The 3-D model: does time plasticity represent the influence of tableting speed?

Abstract

The objective of this study is to test the hypothesis that time plasticity (parameter d from 3-D modeling) is influenced by tableting speed. Tablets were produced at different maximum relative densities (rho(rel, max)) on an instrumented eccentric tableting machine and on a linear rotary tableting machine replicator. Some 3-D data plots were prepared using pressure, normalized time, and porosity according to Heckel. After fitting of a twisted plane, the resulting parameters were analyzed in a 3-D parameter plot.
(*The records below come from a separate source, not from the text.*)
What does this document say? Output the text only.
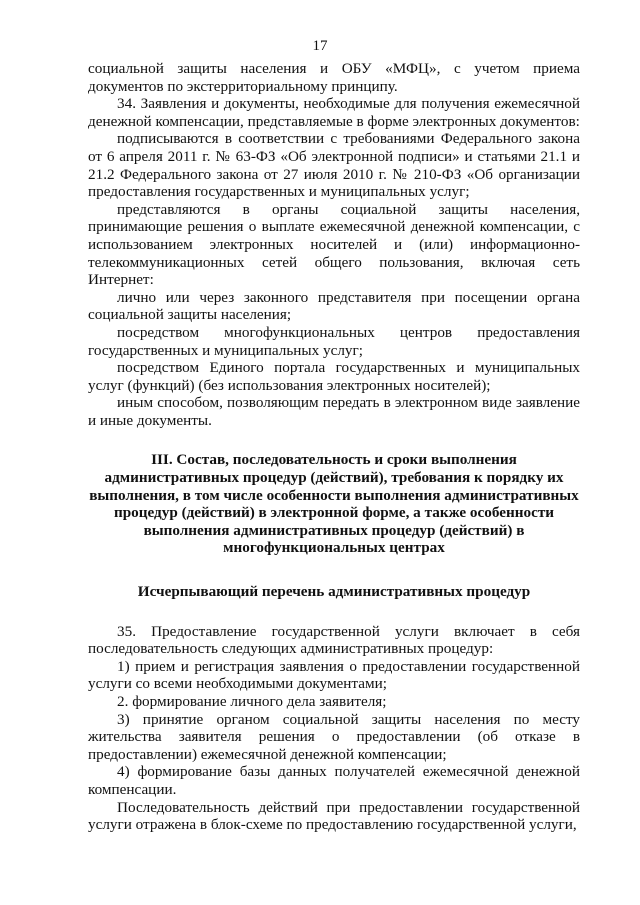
17

социальной защиты населения и ОБУ «МФЦ», с учетом приема документов по экстерриториальному принципу.

34. Заявления и документы, необходимые для получения ежемесячной денежной компенсации, представляемые в форме электронных документов:

подписываются в соответствии с требованиями Федерального закона от 6 апреля 2011 г. № 63-ФЗ «Об электронной подписи» и статьями 21.1 и 21.2 Федерального закона от 27 июля 2010 г. № 210-ФЗ «Об организации предоставления государственных и муниципальных услуг;

представляются в органы социальной защиты населения, принимающие решения о выплате ежемесячной денежной компенсации, с использованием электронных носителей и (или) информационно-телекоммуникационных сетей общего пользования, включая сеть Интернет:

лично или через законного представителя при посещении органа социальной защиты населения;

посредством многофункциональных центров предоставления государственных и муниципальных услуг;

посредством Единого портала государственных и муниципальных услуг (функций) (без использования электронных носителей);

иным способом, позволяющим передать в электронном виде заявление и иные документы.

III. Состав, последовательность и сроки выполнения административных процедур (действий), требования к порядку их выполнения, в том числе особенности выполнения административных процедур (действий) в электронной форме, а также особенности выполнения административных процедур (действий) в многофункциональных центрах
Исчерпывающий перечень административных процедур

35. Предоставление государственной услуги включает в себя последовательность следующих административных процедур:

1) прием и регистрация заявления о предоставлении государственной услуги со всеми необходимыми документами;

2. формирование личного дела заявителя;

3) принятие органом социальной защиты населения по месту жительства заявителя решения о предоставлении (об отказе в предоставлении) ежемесячной денежной компенсации;

4) формирование базы данных получателей ежемесячной денежной компенсации.

Последовательность действий при предоставлении государственной услуги отражена в блок-схеме по предоставлению государственной услуги,
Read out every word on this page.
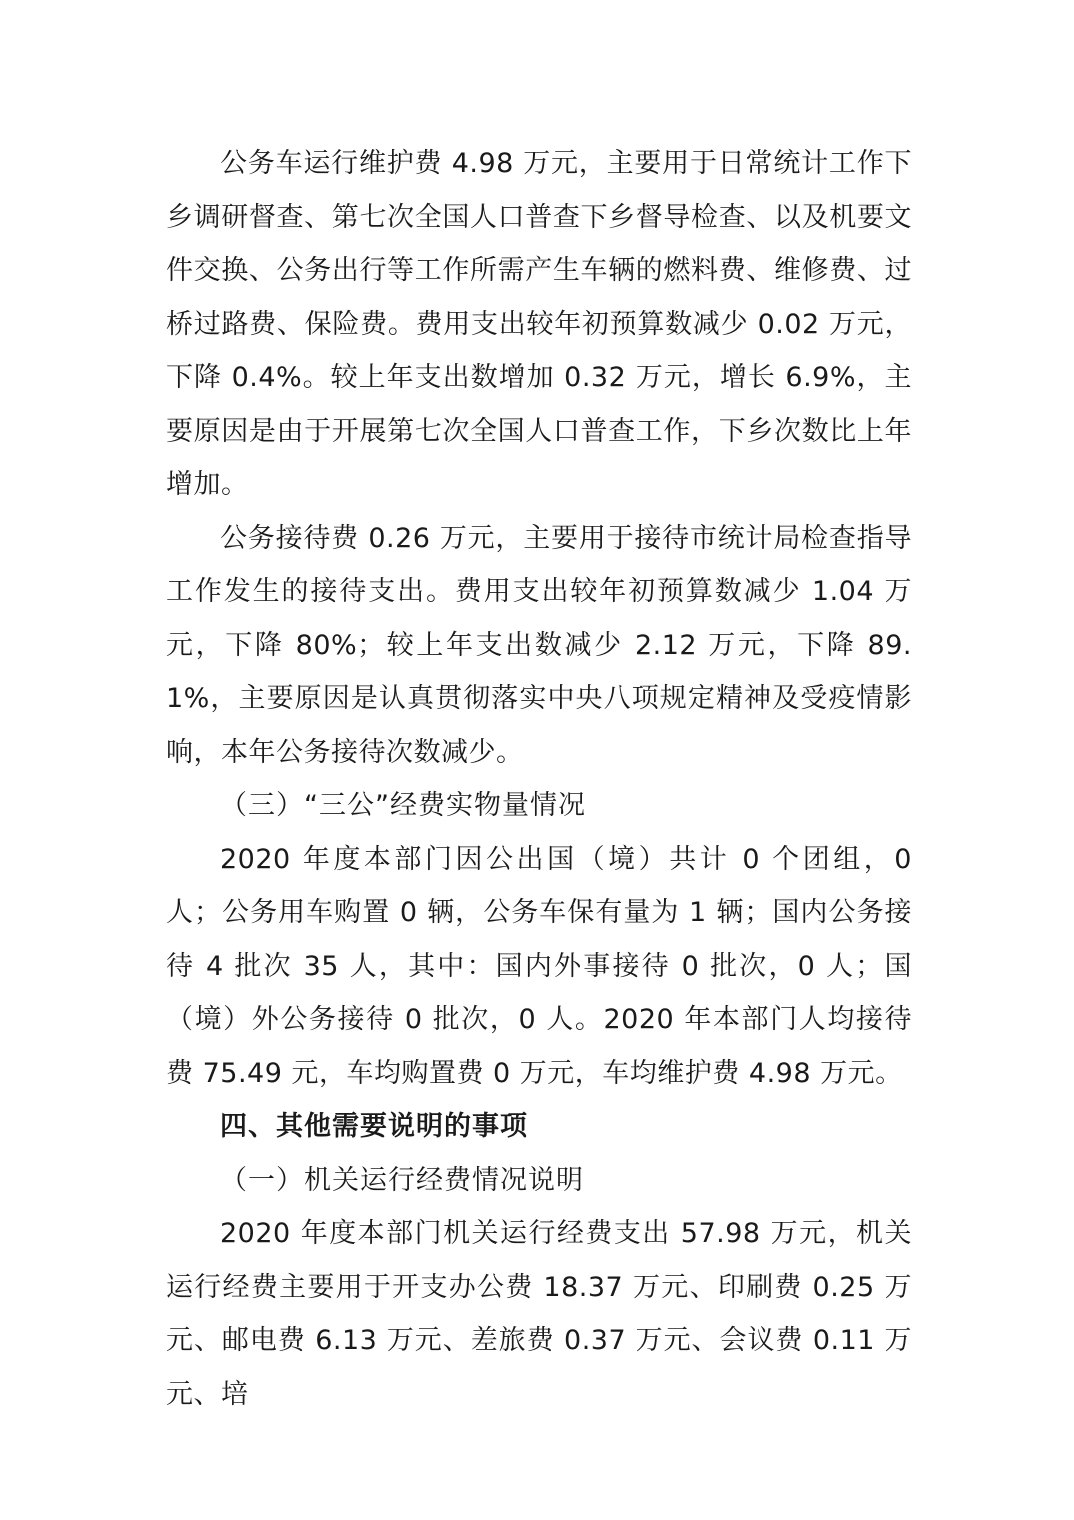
公务车运行维护费 4.98 万元，主要用于日常统计工作下乡调研督查、第七次全国人口普查下乡督导检查、以及机要文件交换、公务出行等工作所需产生车辆的燃料费、维修费、过桥过路费、保险费。费用支出较年初预算数减少 0.02 万元，下降 0.4%。较上年支出数增加 0.32 万元，增长 6.9%，主要原因是由于开展第七次全国人口普查工作，下乡次数比上年增加。

公务接待费 0.26 万元，主要用于接待市统计局检查指导工作发生的接待支出。费用支出较年初预算数减少 1.04 万元，下降 80%；较上年支出数减少 2.12 万元，下降 89.1%，主要原因是认真贯彻落实中央八项规定精神及受疫情影响，本年公务接待次数减少。

（三）“三公”经费实物量情况

2020 年度本部门因公出国（境）共计 0 个团组，0 人；公务用车购置 0 辆，公务车保有量为 1 辆；国内公务接待 4 批次 35 人，其中：国内外事接待 0 批次，0 人；国（境）外公务接待 0 批次，0 人。2020 年本部门人均接待费 75.49 元，车均购置费 0 万元，车均维护费 4.98 万元。

四、其他需要说明的事项

（一）机关运行经费情况说明

2020 年度本部门机关运行经费支出 57.98 万元，机关运行经费主要用于开支办公费 18.37 万元、印刷费 0.25 万元、邮电费 6.13 万元、差旅费 0.37 万元、会议费 0.11 万元、培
The materials used were dicalcium phosphate dihydrate (DCPD), spray-dried lactose, microcrystalline cellulose (MCC), hydroxypropyl methylcellulose (HPMC), kappa-carrageenan (CAR), and theophylline monohydrate (TheoM). The results show that tableting speed especially influences the parameter d (time plasticity) of the 3-D model for plastically and viscoelastically deforming materials such as MCC, HPMC, CAR, and TheoM. For more plastically deforming materials such as MCC, HPMC, and TheoM, a subtle influence on omega is also visible. The stages of higher densification are affected more than the stages of lower densification. Brittle materials such as DCPD exhibit no influence of tableting speed. The influence of speed on spray-dried lactose is minor. The results are valid for data obtained from an eccentric tableting machine and also for data from a linear rotary tableting machine replicator. Thus, the empirically derived parameter time plasticity d really represents the influence of time.